How Do I Create a Transition Matrix for This Markov Chain Scenario?

[spence1]

I just discovered this website and want to thank everyone who is willing to contribute some of their time to help me. I appreciate it more than you know

First off, assume that state 1 is Chinese and that state 2 is Greek, and state 3 is Italian.

A student never eats the same kind of food for 2 consecutive weeks. If she eats a Chinese restaurant one week, then she is equally likely to have Greek as Italian food the next week. If she eats a Greek restaurant one week, then she is four times as likely to have Chinese as Italian food the next week. If she eats a Italian restaurant one week, then she is twice as likely to have Chinese as Greek food the next week.

I feel like I am on the right track, but I'm having trouble translating the words to notation (the most important part).
Chinese could be represented by x, Greek by y, and Italian by z, correct? And that has to add up to 1?

"If she eats a Greek restaurant one week, then she is four times as likely to have Chinese as Italian food the next week."
(I'm using ... to mean I think that there is something more in the equation)

y=4x...

"If she eats an Italian restaurant one week, then she is twice as likely to have Chinese as Greek food the next week."

z=2x...
So yeah. I kinda get the idea, I kinda don't. I think

 

[Monoxdifly]

"If she eats a Greek restaurant one week, then she is four times as likely to have Chinese as Italian food the next week."
(I'm using ... to mean I think that there is something more in the equation)

y=4x...

"If she eats an Italian restaurant one week, then she is twice as likely to have Chinese as Greek food the next week."

z=2x...

She eats restaurants?

 

[Opalg]

I just discovered this website and want to thank everyone who is willing to contribute some of their time to help me. I appreciate it more than you know

First off, assume that state 1 is Chinese and that state 2 is Greek, and state 3 is Italian.

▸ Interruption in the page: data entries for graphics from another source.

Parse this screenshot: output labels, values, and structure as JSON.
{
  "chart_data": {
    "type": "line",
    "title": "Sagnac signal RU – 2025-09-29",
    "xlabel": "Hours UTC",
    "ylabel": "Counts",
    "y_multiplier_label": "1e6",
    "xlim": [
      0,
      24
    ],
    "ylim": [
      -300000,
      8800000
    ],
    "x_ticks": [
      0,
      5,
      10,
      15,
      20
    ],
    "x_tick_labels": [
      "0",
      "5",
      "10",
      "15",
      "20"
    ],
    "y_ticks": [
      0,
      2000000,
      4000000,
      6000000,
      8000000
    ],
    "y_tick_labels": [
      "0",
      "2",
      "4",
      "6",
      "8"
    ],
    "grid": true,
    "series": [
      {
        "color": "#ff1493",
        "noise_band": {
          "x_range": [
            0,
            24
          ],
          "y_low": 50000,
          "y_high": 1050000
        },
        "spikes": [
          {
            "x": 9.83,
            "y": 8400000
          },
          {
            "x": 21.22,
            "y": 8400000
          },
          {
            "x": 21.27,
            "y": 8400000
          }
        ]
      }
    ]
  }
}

A student never eats the same kind of food for 2 consecutive weeks. If she eats a Chinese restaurant one week, then she is equally likely to have Greek as Italian food the next week. If she eats a Greek restaurant one week, then she is four times as likely to have Chinese as Italian food the next week. If she eats a Italian restaurant one week, then she is twice as likely to have Chinese as Greek food the next week.

I feel like I am on the right track, but I'm having trouble translating the words to notation (the most important part).
Chinese could be represented by x, Greek by y, and Italian by z, correct? And that has to add up to 1?

"If she eats a Greek restaurant one week, then she is four times as likely to have Chinese as Italian food the next week."
(I'm using ... to mean I think that there is something more in the equation)

y=4x...

"If she eats an Italian restaurant one week, then she is twice as likely to have Chinese as Greek food the next week."

z=2x...
So yeah. I kinda get the idea, I kinda don't. I think

In this problem there are three states: Chinese, Greek and Italian. The transition matrix tells you the probability of changing from one state to another. So it will be a $3\times3$ matrix. The rows and columns of the matrix will correspond to the states. So row 1 corresponds to Chinese, row 2 to Greek, and row 3 to Italian, and similarly for the columns. The $(i,j)$-element of the matrix give the probability of changing from state $j$ to state $i$. So for example the $(1,1)$-element of the matrix is the probability of changing from Chinese to Chinese. But the student never eats the same kind of food for 2 consecutive weeks. That tells you that the $(1,1)$-element of the matrix is $0$.

The $(2,1)$-element is the probability of changing from Chinese to Greek, and the $(3,1)$-element is the probability of changing from Chinese to Italian. Those probabilities must add up to $1$, and you are told that they are both equally llikely. So they must both be $\frac12$. The first column of the matrix is therefore $\begin{bmatrix}0 \\ \frac12 \\ \frac12 \end{bmatrix}$.

Now you have to do the same thing for the other two columns.